Pour un oui ou pour son nom ?

par C’est Nabum
lundi 26 mai 2025

 

Des mots de trop…

 

Dans ce curieux monde du spectacle, il n'est pas aisé de comprendre ce qui touche le public, ce qui l'attire plus encore et, sommet du mystère, ce qui le pousse à se déplacer. Il m'a été donné d'assister à une représentation dont manifestement, le nom inscrit sur l'affiche attira le chaland. Être fils ou fille d'une vedette du passé, arrange singulièrement les difficultés de communication.

Au terme d'une représentation qui fut pour quelques personnes autour de moi un pensum indigne, une suite de propos redondants, un récit sans queue ni tête, quelques succès d'autrefois de la chanson française pas toujours respectés, agrémentés de fausses notes, s'offrit à notre désapprobation. Cependant, force est de reconnaître que parmi le public, nombreux étaient ceux qui apprécièrent la chose.

Que penser exactement de ce décalage ? Le succès ne vient donc pas de la qualité de la prestation qui en cette soirée, relevait véritablement d'une honteuse production, indigne de passer en public. Ce qui nous fut donné d'écouter relevait bien plus de l'animation familiale du vieux tonton qui prend son accordéon après un repas trop arrosé. Alors, qu'est ce qui pouvait plaire à nos voisins ?

Les maladresses étaient pourtant légion : fausses notes, récitatif confus voire brouillon, propos incohérents et sans saveur, bafouillements et bredouillements multiples, chansons mal interprétées, présence scénique défaillante. Nonobstant cette description assez proche de la réalité, le bon public de participer avec enthousiasme même, à ce qui n'était qu'une bouillie infâme. Il y a de quoi se poser des questions.

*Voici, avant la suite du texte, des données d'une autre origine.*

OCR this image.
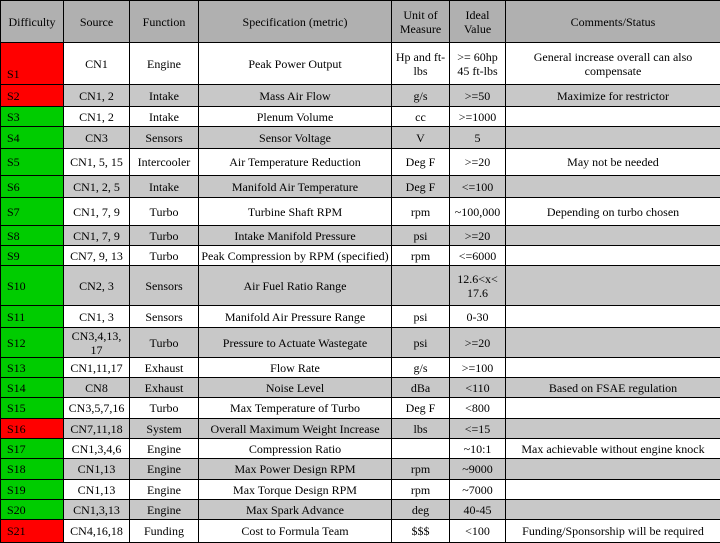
Difficulty	Source	Function	Specification (metric)	Unit of Measure	Ideal Value	Comments/Status
S1	CN1	Engine	Peak Power Output	Hp and ft-lbs	>= 60hp 45 ft-lbs	General increase overall can also compensate
S2	CN1, 2	Intake	Mass Air Flow	g/s	>=50	Maximize for restrictor
S3	CN1, 2	Intake	Plenum Volume	cc	>=1000	
S4	CN3	Sensors	Sensor Voltage	V	5	
S5	CN1, 5, 15	Intercooler	Air Temperature Reduction	Deg F	>=20	May not be needed
S6	CN1, 2, 5	Intake	Manifold Air Temperature	Deg F	<=100	
S7	CN1, 7, 9	Turbo	Turbine Shaft RPM	rpm	~100,000	Depending on turbo chosen
S8	CN1, 7, 9	Turbo	Intake Manifold Pressure	psi	>=20	
S9	CN7, 9, 13	Turbo	Peak Compression by RPM (specified)	rpm	<=6000	
S10	CN2, 3	Sensors	Air Fuel Ratio Range		12.6<x< 17.6	
S11	CN1, 3	Sensors	Manifold Air Pressure Range	psi	0-30	
S12	CN3,4,13, 17	Turbo	Pressure to Actuate Wastegate	psi	>=20	
S13	CN1,11,17	Exhaust	Flow Rate	g/s	>=100	
S14	CN8	Exhaust	Noise Level	dBa	<110	Based on FSAE regulation
S15	CN3,5,7,16	Turbo	Max Temperature of Turbo	Deg F	<800	
S16	CN7,11,18	System	Overall Maximum Weight Increase	lbs	<=15	
S17	CN1,3,4,6	Engine	Compression Ratio		~10:1	Max achievable without engine knock
S18	CN1,13	Engine	Max Power Design RPM	rpm	~9000	
S19	CN1,13	Engine	Max Torque Design RPM	rpm	~7000	
S20	CN1,3,13	Engine	Max Spark Advance	deg	40-45	
S21	CN4,16,18	Funding	Cost to Formula Team	$$$	<100	Funding/Sponsorship will be required
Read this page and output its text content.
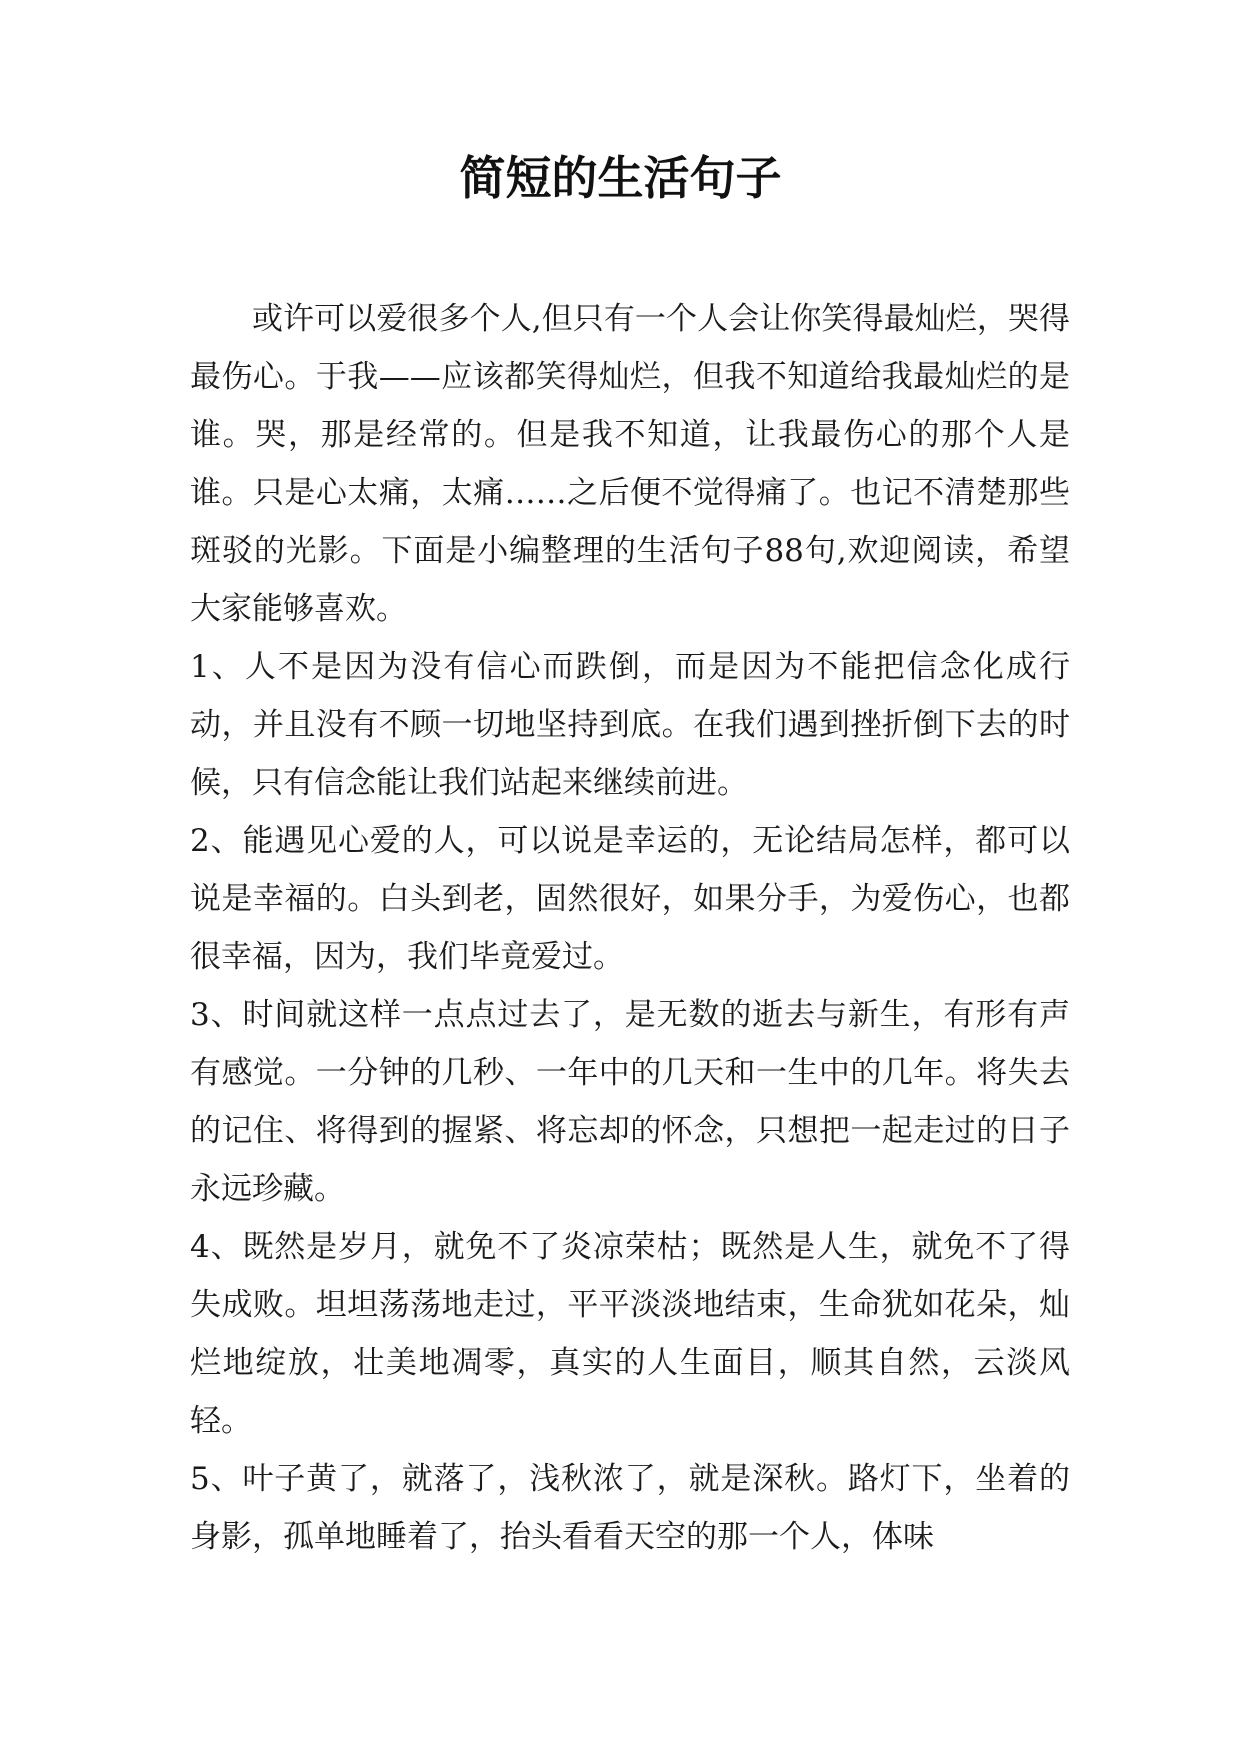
简短的生活句子

或许可以爱很多个人,但只有一个人会让你笑得最灿烂，哭得最伤心。于我——应该都笑得灿烂，但我不知道给我最灿烂的是谁。哭，那是经常的。但是我不知道，让我最伤心的那个人是谁。只是心太痛，太痛……之后便不觉得痛了。也记不清楚那些斑驳的光影。下面是小编整理的生活句子88句,欢迎阅读，希望大家能够喜欢。

1、人不是因为没有信心而跌倒，而是因为不能把信念化成行动，并且没有不顾一切地坚持到底。在我们遇到挫折倒下去的时候，只有信念能让我们站起来继续前进。

2、能遇见心爱的人，可以说是幸运的，无论结局怎样，都可以说是幸福的。白头到老，固然很好，如果分手，为爱伤心，也都很幸福，因为，我们毕竟爱过。

3、时间就这样一点点过去了，是无数的逝去与新生，有形有声有感觉。一分钟的几秒、一年中的几天和一生中的几年。将失去的记住、将得到的握紧、将忘却的怀念，只想把一起走过的日子永远珍藏。

4、既然是岁月，就免不了炎凉荣枯；既然是人生，就免不了得失成败。坦坦荡荡地走过，平平淡淡地结束，生命犹如花朵，灿烂地绽放，壮美地凋零，真实的人生面目，顺其自然，云淡风轻。

5、叶子黄了，就落了，浅秋浓了，就是深秋。路灯下，坐着的身影，孤单地睡着了，抬头看看天空的那一个人，体味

La réponse est pourtant simple. Quand un artiste ou prétendu tel, glisse dans son programme un tube d'autrefois, une chanson connue de tous, il s'attribue par procuration un succès d'estime d'autant plus fort quand le public reprend avec lui les paroles. C'est de la captation d'estime, une manière de s'attribuer les mérites d'autres et surtout pas, un acte culturel, puisque la Culture est d'abord création et non pas spoliation.

Alors, quand tout le programme n'est constitué que de ces standards d'autrefois, imaginez le bonheur de ceux qui chanteront avec l'artiste, se pensant ainsi totalement partie prenante d'une animation digne d'un karaoké de bas niveau. Leurs voix couvrant les imperfections multiples et les errements vocaux et musicaux. La messe est dite et le succès au rendez-vous.

Non content(e) de s'octroyer le renom du patronyme, la prestataire d'un service minimal de la culture de salon, à la manière d'un Bernard l'Hermite, notre animatrice d'un soir s'est glissée dans la renommée des autres pour faire illusion. Le phénomène est si courant qu'il convient de s'interroger sur l'attente d'un public qui finalement, ne s’enthousiasme que pour ce qu'il connaît déjà, incapable semble-t-il d'écouter ou d'apprécier ce qui est nouveau, inconnu de lui et des réseaux multimédias.

Nombre de spectacles vivants se contentent de plagier, de se glisser dans le succès des autres. Comportement discutable certes mais ô combien efficace tant il est risqué, voire suicidaire de se présenter face à un public avec des productions de lui inconnues. Le phénomène s'amplifie et rend la vie impossible aux véritables créateurs tandis que les petites scènes se satisfont aisément de ces photocopies incertaines.

Notons cependant au passage que celui qui a accueilli cette prestation n'a guère goûté ce programme, se sentant lui aussi leurré et floué. Il attendait certes mieux d'une artiste qui au demeurant est capable de produire des œuvres originales et de qualité. Hélas, le succès facile est moins risqué que la présentation de ses propres créations ; c'est bien là ce qui mérite ce texte assassin qui pointe autant sa responsabilité que celle d'un public sans véritable exigence.

Tout ceci est désolant et démontre à quel point, il est plus facile de faire illusion que de se présenter en sincérité et authenticité devant un public incapable désormais d'affronter l'inconnu.